The women’s second varsity eights followed the men’s, and like the men, the Drexel women competed at a high level. The second varsity eight ‘A’ boat showcased its speed and strength with a time of 15:04.44, which was Drexel’s best women’s time of the day and earned them second place behind Navy at 14:53.19 and ahead of Penn at 15:18.07. The second varsity eight ‘B’ boat posted the fourth-fastest time of the event with 15:31.13.
Coxswain Catherine Hamilton, stroke Tori King, Emily Gartland, Kayla Wroblesky, Elizabeth Daugherty, Amanda Kleuser, Alyssa Leahy, Jayme Batcher and bow Jackie Bender all contributed to the second varsity ‘A’ boat’s impressive performance. The second varsity ‘B’ boat was powered and controlled by coxswain Sarah Messenger, stroke Sierra Baca, Alexa Antonioli, Amanda Dargay, Elise Panacek, Kathy Cheng, Bridget Pfeifer, Barbara McKenna and bow Elise Levito.
In Drexel’s final two races of Navy Day, the men’s and women’s varsity boats took to the water. The men were up first and finished in a respectable fourth place with a time of 13:20.73, Drexel’s fastest overall time of the day. Navy’s varsity eight ‘A’ and ‘B’ boats took first and third places with times of 12:48.37 and 13:13.61, respectively, and Penn placed second in 12:50.61. Despite the tough competition, Linton said, “Our place was not as strong as we would like to see, but at this point in our season we just look at it as another building block to the eventual goal of winning the biggest medal races in the spring like Dad Vails.” The men’s varsity eight team consisted of coxswain Marc Smith, stroke Aleksandar Radovic, Lorenzo Albala, Sebastian Ryan, Vanja Busic, Michael Faust, Ryan Mallgrave, Kurt Linton and bow Hartman Byers.
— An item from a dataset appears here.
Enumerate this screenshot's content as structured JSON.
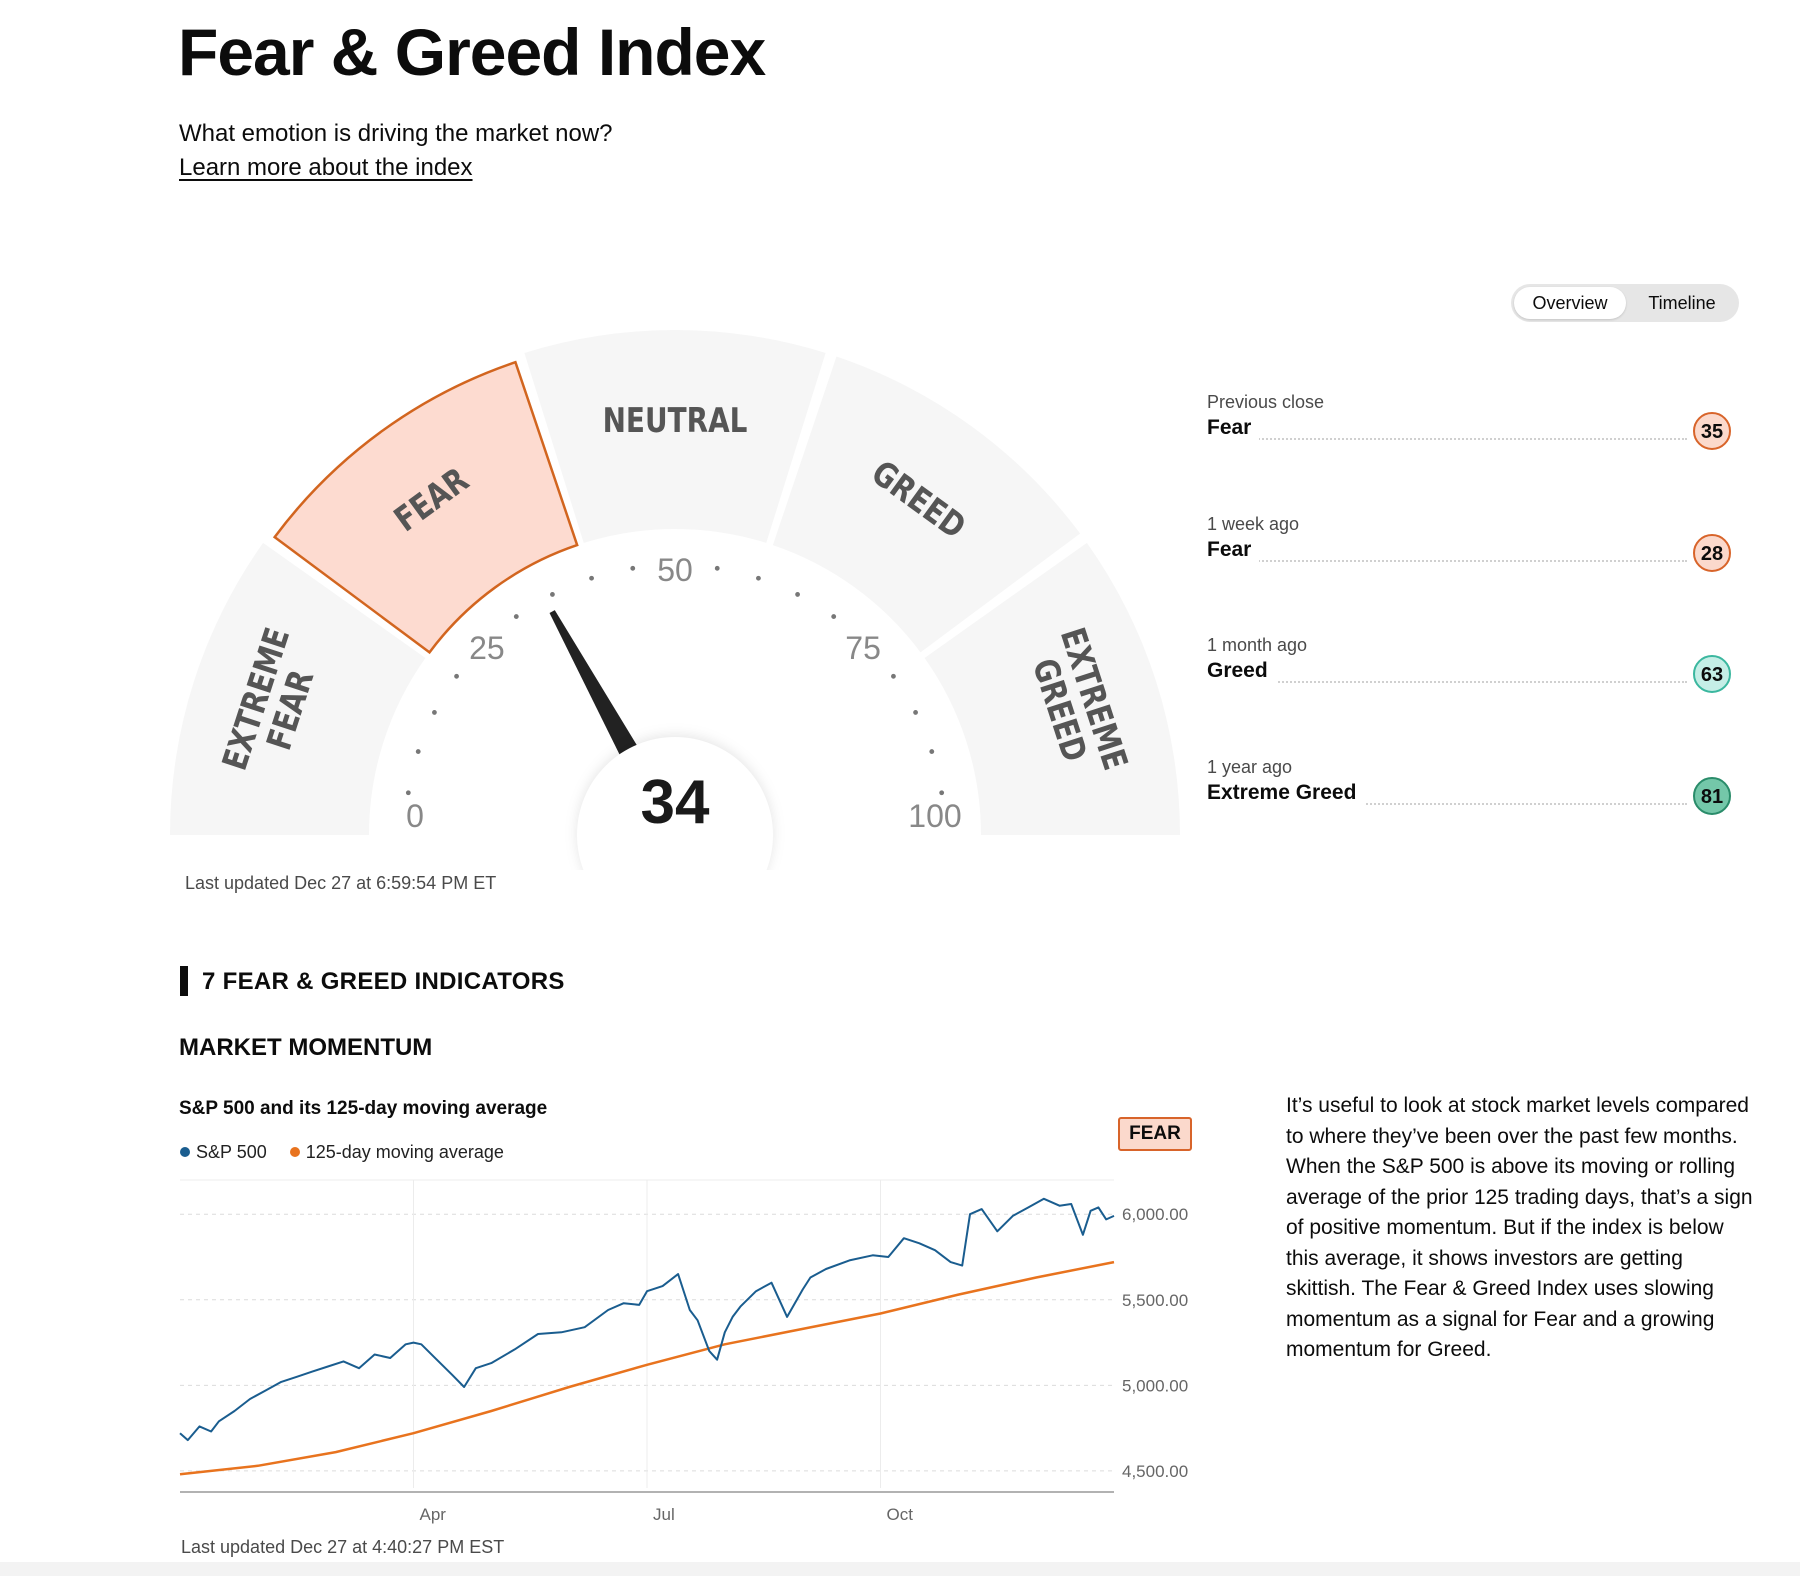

The varsity women’s eight capped off the regatta for Drexel with a third-place finish in 15:13.11, behind first-place Navy in 14:50.36 and second-place Penn in 14:59.97. After the races concluded, senior captain Mollie Cusack commented on her team’s progress at this point in the season:
“As a team, our physical fitness is better than it has ever been this early on in the season.”
Coxswain Kerry Walsh, stroke Julia Jackson, Elizabeth Campanella, Olivia Babiec, Samantha Cowan, Amanda O’Malley, Mallory Sykes, Cusack and bow Colleen Delaney made up the women’s varsity eight boat.
On the whole, the Navy Day Regatta was a successful one for the Drexel men and women. As head coach Paul Savell noted, “Across the board, our boats finished in the top five places. Only Navy and Penn had boats ahead of us. Now, we have some work ahead of us to track them down.”
The fall season as a whole is part of the progression toward achieving peak shape in the spring. By competing with strong programs like Navy and Penn, the rowers gain valuable experience in competing with strong opposition, which is valuable in highly competitive regattas in the future.
Drexel’s next competition is such a regatta. The Dragons will travel to Boston for the Head of the Charles Regatta to face off against world-class rowers Oct. 21. According to Cusack, “The Head of the Charles Regatta is by far the most prestigious regatta of the fall season.” First held in 1965 as a one-day event, the Head of the Charles is now the largest two-day rowing event in the world, attracting over 9,000 athletes and 300,000 spectators each year. The race itself is a 3.2 mile head race that takes place on the Charles River, which runs between Boston and Cambridge, Mass. As the Dragons head into this highly anticipated competition, Savell said that their “first objective is to have a good, clean race and place in the top half of the field that will guarantee a spot for next year. Both the men and women want to move up from their places last year.” The men and women placed 13th and 31st, respectively, in the collegiate division in 2011.